The Model Provider Layer
The model provider layer abstracts the language models the system uses.
Abstraction
The system never calls a specific model directly. It calls the model provider with a request specifying:
- Task type: Reasoning, generation, classification, embedding.
- Quality requirements: High accuracy vs. fast response.
- Budget constraints: Maximum tokens, maximum cost.
The model provider selects the appropriate model based on these requirements. A classification task might use a fast, cheap model. A complex planning task might use a large, expensive model. This selection is transparent to the rest of the system.
Provider Interface
sequenceDiagram
participant K as Kernel
participant MP as Model Provider
participant M as Model
K->>MP: Request(task_type, prompt, constraints)
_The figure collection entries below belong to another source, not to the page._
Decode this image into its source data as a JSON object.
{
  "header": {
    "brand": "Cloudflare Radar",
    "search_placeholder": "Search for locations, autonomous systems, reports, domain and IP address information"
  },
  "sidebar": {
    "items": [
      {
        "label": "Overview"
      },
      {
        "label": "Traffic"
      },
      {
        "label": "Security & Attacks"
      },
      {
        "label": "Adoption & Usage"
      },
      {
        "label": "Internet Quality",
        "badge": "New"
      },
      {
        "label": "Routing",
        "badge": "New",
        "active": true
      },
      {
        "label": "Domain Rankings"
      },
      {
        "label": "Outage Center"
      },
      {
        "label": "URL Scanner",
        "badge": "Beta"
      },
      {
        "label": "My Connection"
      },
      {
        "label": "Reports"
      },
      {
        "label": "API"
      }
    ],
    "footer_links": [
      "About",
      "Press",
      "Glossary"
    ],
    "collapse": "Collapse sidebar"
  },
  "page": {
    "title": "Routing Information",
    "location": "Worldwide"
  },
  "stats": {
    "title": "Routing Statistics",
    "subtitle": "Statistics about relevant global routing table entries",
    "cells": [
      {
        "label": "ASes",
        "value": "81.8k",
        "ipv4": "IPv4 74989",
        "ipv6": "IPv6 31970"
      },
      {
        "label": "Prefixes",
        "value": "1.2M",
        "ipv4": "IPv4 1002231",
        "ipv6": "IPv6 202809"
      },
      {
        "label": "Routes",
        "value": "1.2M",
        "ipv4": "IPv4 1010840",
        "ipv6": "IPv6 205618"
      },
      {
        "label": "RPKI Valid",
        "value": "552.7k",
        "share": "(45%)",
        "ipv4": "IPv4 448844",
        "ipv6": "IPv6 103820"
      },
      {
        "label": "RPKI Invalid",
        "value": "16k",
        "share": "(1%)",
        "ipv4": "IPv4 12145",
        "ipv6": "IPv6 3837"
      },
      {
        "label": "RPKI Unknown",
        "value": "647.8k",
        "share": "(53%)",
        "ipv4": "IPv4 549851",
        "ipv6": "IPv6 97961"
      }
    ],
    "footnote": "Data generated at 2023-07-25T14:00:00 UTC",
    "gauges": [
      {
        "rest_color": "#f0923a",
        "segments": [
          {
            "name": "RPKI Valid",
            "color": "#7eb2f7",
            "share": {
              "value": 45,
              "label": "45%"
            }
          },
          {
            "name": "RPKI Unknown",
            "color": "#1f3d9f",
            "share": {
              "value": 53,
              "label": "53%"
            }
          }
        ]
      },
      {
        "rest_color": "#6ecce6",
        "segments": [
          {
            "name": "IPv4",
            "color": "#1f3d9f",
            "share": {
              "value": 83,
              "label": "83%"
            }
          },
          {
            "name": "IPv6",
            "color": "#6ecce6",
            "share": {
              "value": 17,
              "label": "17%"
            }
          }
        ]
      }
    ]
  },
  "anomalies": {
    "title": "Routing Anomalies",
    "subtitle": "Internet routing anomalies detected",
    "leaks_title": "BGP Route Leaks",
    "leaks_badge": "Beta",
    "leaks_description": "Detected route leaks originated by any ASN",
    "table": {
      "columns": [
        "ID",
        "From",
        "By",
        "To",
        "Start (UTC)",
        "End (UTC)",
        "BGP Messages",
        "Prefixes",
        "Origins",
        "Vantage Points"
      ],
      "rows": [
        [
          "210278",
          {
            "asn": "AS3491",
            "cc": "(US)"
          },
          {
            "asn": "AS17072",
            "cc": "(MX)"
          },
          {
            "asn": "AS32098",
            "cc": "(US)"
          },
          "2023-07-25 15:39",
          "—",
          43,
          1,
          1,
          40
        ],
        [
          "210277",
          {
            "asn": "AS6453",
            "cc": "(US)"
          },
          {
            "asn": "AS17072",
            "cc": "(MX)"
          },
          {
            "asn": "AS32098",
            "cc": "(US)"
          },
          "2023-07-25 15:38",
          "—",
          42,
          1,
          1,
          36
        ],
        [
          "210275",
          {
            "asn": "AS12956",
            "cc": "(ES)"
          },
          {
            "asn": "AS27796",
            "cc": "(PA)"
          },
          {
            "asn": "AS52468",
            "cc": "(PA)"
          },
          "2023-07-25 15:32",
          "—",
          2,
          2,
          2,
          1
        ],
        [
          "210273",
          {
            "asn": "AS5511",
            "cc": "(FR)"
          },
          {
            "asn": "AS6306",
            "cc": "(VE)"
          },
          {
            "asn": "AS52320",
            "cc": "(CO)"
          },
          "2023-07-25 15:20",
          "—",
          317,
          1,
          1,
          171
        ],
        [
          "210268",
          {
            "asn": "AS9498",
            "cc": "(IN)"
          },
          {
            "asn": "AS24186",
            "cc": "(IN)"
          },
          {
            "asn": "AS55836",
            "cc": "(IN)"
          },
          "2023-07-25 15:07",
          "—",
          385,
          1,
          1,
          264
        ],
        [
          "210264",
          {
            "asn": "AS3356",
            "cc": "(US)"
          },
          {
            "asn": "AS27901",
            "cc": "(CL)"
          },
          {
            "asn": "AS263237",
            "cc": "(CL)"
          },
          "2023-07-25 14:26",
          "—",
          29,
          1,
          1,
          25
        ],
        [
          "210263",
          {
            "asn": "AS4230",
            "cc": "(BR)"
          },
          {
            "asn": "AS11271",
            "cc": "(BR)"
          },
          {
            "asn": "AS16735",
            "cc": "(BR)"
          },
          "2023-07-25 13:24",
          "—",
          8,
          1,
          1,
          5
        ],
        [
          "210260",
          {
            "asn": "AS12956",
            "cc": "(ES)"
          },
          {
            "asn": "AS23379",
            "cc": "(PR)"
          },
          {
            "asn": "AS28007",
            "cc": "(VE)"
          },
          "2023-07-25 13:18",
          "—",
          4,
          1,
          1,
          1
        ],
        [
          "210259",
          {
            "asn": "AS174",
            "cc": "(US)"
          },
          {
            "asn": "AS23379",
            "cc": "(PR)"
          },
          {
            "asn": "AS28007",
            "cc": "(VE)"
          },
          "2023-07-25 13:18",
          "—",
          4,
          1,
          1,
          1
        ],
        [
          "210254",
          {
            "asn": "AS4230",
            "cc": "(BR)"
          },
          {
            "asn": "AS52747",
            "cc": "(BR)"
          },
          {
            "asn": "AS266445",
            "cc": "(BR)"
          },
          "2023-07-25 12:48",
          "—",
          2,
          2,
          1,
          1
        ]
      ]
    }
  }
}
MP->>MP: Select model by capability & budget
MP->>M: Invoke selected model
M-->>MP: Raw response
MP-->>K: Response(content, metadata, cost)
Note over K: metadata: tokens, model, latency, confidence
Metadata includes token counts, model used, latency, and confidence signals. This information feeds back to the budget controller and the kernel’s decision-making.
Putting It Together
A request flows through the architecture as follows:
- Operator submits a request through any interface.
- Kernel receives the request, runs the intent interpretation pipeline.
- Kernel classifies complexity and creates a task graph via the planner.
- Governance evaluates the plan against policies. Flags risky steps.
- Scheduler orders tasks by priority and dependency.
- Process fabric spawns workers for ready tasks, each in a scoped sandbox.
- Workers execute tasks using tools, with model provider calls as needed.
- Memory plane supplies context to workers and stores results.
- Governance monitors execution, gates risky actions.
- Kernel consolidates results from completed workers.
- Operator receives the final result through the interface.
Each step is logged, auditable, and policy-governed. The system is not a black box — it is a transparent pipeline with inspection points at every stage.
What This Architecture Is Not
This architecture is not a product specification. It does not prescribe technology choices (which database, which queue, which language). It does not mandate a deployment topology (monolith, microservices, serverless). These are implementation decisions that depend on context.
What it provides is a structural guarantee: if your system has these components with these interfaces, it will support the patterns, governance, and operational modes described in this book. The next chapter examines where to draw the boundaries between these components.